Historical population
| Census | Pop. | Note | %± |
| 1900 | 80 |  | — |
| 1910 | 102 |  | 27.5% |
| 1920 | 150 |  | 47.1% |
| 1930 | 75 |  | −50.0% |
| 1950 | 50 |  | — |
| 1960 | 50 |  | 0.0% |
| 1970 | 100 |  | 100.0% |
| 1980 | 150 |  | 50.0% |
| 1990 | 150 |  | 0.0% |
| 2010 | 97 |  | — |
| 2020 | 96 |  | −1.0% |
source:

==Geography==
Murphy is located 25 mi south of Nampa.

===Climate===
According to the Köppen climate classification, Murphy has a cold semi arid climate (BSk).

Climate data for Murphy, Idaho, 1991–2020 normals, extremes 2003–present
| Month | Jan | Feb | Mar | Apr | May | Jun | Jul | Aug | Sep | Oct | Nov | Dec | Year |
| Record high °F (°C) | 60 (16) | 65 (18) | 74 (23) | 83 (28) | 94 (34) | 103 (39) | 104 (40) | 103 (39) | 103 (39) | 88 (31) | 76 (24) | 62 (17) | 104 (40) |
| Mean maximum °F (°C) | 53.4 (11.9) | 58.4 (14.7) | 67.8 (19.9) | 77.1 (25.1) | 86.1 (30.1) | 93.6 (34.2) | 99.0 (37.2) | 97.4 (36.3) | 91.1 (32.8) | 79.3 (26.3) | 67.1 (19.5) | 56.0 (13.3) | 99.9 (37.7) |
| Mean daily maximum °F (°C) | 39.5 (4.2) | 43.6 (6.4) | 52.3 (11.3) | 58.7 (14.8) | 68.2 (20.1) | 76.9 (24.9) | 87.7 (30.9) | 86.1 (30.1) | 76.3 (24.6) | 62.1 (16.7) | 47.2 (8.4) | 38.2 (3.4) | 61.4 (16.3) |
| Daily mean °F (°C) | 30.7 (−0.7) | 33.9 (1.1) | 40.7 (4.8) | 45.6 (7.6) | 54.2 (12.3) | 61.6 (16.4) | 70.9 (21.6) | 69.5 (20.8) | 60.2 (15.7) | 48.1 (8.9) | 36.4 (2.4) | 29.4 (−1.4) | 48.4 (9.1) |
| Mean daily minimum °F (°C) | 21.8 (−5.7) | 24.3 (−4.3) | 29.0 (−1.7) | 32.5 (0.3) | 40.2 (4.6) | 46.3 (7.9) | 54.1 (12.3) | 53.0 (11.7) | 44.0 (6.7) | 34.2 (1.2) | 25.5 (−3.6) | 20.5 (−6.4) | 35.5 (1.9) |
| Mean minimum °F (°C) | 4.8 (−15.1) | 10.7 (−11.8) | 17.3 (−8.2) | 20.4 (−6.4) | 26.3 (−3.2) | 35.1 (1.7) | 43.8 (6.6) | 42.0 (5.6) | 32.2 (0.1) | 19.7 (−6.8) | 11.0 (−11.7) | 1.9 (−16.7) | −1.9 (−18.8) |
| Record low °F (°C) | −16 (−27) | −3 (−19) | 10 (−12) | 14 (−10) | 20 (−7) | 31 (−1) | 40 (4) | 35 (2) | 25 (−4) | 4 (−16) | −4 (−20) | −10 (−23) | −16 (−27) |
| Average precipitation inches (mm) | 1.24 (31) | 0.83 (21) | 1.12 (28) | 0.98 (25) | 1.40 (36) | 1.10 (28) | 0.33 (8.4) | 0.30 (7.6) | 0.56 (14) | 0.74 (19) | 1.30 (33) | 1.40 (36) | 11.30 (287) |
| Average precipitation days (≥ 0.01 in) | 9.4 | 9.2 | 10.1 | 8.4 | 9.7 | 7.2 | 3.0 | 2.8 | 3.8 | 5.4 | 9.1 | 10.9 | 89.0 |
Source 1: NOAA
Source 2: National Weather Service (mean maxima/minima 2006–2020)

==Airstrip==
Murphy's airstrip is situated immediately northeast of the community, without a control tower.

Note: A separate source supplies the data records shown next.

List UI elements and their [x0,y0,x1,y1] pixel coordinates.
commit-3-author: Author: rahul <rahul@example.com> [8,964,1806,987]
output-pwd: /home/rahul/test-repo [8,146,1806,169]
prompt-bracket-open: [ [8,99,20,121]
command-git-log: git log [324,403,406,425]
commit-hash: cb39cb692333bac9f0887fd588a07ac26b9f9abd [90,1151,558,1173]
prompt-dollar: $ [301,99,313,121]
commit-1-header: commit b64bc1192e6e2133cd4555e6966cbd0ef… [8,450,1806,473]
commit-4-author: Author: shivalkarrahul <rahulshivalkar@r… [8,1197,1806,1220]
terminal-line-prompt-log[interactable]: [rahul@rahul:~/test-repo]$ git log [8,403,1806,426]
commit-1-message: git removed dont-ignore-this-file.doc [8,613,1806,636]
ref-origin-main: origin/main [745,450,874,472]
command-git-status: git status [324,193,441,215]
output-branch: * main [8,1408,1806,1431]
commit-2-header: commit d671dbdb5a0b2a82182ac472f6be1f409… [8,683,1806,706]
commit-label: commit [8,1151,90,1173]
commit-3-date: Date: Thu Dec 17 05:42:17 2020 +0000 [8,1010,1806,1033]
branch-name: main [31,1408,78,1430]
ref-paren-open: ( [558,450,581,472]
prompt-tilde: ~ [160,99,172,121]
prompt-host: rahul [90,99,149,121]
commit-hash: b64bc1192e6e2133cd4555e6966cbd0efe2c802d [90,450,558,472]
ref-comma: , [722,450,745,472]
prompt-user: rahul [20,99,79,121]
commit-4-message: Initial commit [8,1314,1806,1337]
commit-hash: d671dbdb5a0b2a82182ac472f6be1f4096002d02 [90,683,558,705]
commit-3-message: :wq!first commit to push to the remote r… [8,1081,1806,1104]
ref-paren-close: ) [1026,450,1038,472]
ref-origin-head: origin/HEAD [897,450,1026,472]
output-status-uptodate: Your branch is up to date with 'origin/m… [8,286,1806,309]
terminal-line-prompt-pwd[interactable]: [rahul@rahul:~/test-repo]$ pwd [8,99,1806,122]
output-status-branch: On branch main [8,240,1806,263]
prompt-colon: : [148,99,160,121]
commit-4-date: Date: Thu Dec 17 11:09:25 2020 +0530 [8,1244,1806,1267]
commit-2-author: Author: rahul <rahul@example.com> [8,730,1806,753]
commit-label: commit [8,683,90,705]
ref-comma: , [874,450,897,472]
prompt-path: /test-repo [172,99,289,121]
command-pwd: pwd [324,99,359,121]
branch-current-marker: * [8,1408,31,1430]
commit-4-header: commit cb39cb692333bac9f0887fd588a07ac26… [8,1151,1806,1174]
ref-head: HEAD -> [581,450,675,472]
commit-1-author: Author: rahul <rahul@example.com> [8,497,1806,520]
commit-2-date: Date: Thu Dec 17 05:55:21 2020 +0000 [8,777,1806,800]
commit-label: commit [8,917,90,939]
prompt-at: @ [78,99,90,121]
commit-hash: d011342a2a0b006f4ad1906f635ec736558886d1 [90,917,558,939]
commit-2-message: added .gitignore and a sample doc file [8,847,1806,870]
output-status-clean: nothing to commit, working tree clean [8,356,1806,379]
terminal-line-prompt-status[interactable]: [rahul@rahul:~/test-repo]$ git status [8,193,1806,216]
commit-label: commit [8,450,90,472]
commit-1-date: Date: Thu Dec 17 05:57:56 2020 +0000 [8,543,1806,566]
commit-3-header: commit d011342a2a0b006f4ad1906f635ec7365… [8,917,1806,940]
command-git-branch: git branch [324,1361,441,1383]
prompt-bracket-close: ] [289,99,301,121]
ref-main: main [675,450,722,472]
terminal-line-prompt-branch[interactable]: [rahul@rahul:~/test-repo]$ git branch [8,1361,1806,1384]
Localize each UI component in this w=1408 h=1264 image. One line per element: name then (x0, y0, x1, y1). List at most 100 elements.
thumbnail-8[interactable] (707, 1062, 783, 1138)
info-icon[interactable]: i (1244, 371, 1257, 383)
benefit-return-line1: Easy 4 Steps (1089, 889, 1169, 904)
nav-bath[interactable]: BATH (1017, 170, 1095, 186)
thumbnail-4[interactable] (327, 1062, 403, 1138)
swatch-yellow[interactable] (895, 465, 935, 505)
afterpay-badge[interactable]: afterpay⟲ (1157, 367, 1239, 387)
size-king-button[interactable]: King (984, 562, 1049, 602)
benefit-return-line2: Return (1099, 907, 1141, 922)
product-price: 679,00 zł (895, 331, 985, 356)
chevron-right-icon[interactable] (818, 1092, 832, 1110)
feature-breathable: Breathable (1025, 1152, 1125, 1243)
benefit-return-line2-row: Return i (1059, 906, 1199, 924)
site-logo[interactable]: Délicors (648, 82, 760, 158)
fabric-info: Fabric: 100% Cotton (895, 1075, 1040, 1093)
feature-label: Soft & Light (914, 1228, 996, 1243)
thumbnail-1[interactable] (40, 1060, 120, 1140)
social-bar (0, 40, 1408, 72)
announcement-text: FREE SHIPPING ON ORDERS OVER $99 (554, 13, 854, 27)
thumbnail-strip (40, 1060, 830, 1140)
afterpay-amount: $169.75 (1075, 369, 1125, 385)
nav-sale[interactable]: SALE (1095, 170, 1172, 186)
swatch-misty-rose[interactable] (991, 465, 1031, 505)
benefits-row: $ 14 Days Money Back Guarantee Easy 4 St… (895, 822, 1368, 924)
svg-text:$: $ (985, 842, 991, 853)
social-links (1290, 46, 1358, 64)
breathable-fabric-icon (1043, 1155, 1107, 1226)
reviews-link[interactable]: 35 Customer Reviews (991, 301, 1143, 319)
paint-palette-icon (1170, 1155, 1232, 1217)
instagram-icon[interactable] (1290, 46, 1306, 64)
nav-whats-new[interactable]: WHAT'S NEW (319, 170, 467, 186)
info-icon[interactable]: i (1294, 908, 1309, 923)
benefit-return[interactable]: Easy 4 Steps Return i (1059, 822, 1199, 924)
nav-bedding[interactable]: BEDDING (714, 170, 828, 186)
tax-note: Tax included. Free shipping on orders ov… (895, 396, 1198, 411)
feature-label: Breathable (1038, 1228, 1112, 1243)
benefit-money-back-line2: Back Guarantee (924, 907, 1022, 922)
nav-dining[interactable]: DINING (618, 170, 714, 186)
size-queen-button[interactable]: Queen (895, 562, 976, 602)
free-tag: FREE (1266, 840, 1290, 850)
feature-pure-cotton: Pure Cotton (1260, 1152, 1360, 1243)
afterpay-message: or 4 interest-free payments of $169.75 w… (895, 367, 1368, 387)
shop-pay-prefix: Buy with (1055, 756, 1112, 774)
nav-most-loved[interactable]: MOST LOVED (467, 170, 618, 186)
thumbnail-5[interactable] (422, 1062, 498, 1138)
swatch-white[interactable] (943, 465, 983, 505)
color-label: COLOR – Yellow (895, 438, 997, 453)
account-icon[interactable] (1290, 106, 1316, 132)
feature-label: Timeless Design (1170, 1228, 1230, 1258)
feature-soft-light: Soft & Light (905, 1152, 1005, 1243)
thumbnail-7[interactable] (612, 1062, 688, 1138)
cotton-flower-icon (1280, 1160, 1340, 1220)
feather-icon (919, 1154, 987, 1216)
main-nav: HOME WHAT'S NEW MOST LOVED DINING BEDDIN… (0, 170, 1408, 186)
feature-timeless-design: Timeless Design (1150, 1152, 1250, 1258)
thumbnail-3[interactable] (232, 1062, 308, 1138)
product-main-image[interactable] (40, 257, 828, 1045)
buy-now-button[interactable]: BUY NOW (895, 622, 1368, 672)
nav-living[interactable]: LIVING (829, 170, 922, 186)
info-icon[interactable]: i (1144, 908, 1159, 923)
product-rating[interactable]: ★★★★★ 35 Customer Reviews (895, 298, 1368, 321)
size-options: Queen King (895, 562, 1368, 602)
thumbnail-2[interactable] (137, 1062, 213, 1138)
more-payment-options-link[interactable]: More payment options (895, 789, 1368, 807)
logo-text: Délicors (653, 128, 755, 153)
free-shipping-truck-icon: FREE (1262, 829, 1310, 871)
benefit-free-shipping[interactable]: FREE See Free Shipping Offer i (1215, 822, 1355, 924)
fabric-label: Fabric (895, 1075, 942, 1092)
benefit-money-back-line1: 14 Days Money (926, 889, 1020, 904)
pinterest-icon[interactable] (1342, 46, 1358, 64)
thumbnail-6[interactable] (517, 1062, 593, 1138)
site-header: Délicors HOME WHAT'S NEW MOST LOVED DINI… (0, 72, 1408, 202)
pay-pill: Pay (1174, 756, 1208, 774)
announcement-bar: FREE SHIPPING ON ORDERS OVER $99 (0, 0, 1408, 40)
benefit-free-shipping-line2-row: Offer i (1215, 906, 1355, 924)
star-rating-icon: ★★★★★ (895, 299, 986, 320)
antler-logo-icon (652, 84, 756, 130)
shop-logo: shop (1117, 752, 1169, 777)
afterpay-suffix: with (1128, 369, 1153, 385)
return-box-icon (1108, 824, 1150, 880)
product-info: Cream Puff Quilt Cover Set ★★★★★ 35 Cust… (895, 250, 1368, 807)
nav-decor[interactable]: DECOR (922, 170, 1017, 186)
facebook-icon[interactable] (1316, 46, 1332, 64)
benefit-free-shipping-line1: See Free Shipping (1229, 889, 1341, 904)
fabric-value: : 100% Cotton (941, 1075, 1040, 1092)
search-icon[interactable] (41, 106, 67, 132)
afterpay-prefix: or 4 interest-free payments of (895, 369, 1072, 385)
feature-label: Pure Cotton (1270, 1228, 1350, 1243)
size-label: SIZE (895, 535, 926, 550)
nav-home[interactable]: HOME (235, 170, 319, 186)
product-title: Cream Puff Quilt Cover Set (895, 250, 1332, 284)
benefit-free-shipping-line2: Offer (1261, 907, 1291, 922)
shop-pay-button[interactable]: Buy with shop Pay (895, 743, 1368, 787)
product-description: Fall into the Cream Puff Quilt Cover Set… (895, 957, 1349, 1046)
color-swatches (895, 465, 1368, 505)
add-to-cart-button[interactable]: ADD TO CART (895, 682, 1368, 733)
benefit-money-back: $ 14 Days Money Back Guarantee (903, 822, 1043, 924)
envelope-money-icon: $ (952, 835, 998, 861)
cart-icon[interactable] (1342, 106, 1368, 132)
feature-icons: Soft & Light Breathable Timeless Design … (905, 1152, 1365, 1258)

Its 2500 ft asphalt runway is oriented NW-SE (12/30), parallel with State Highway 78. The elevation drops 60 ft in the northwest (30) direction, from 2,855 to 2,795 feet.

==Education==
The school district is Melba Joint School District 136.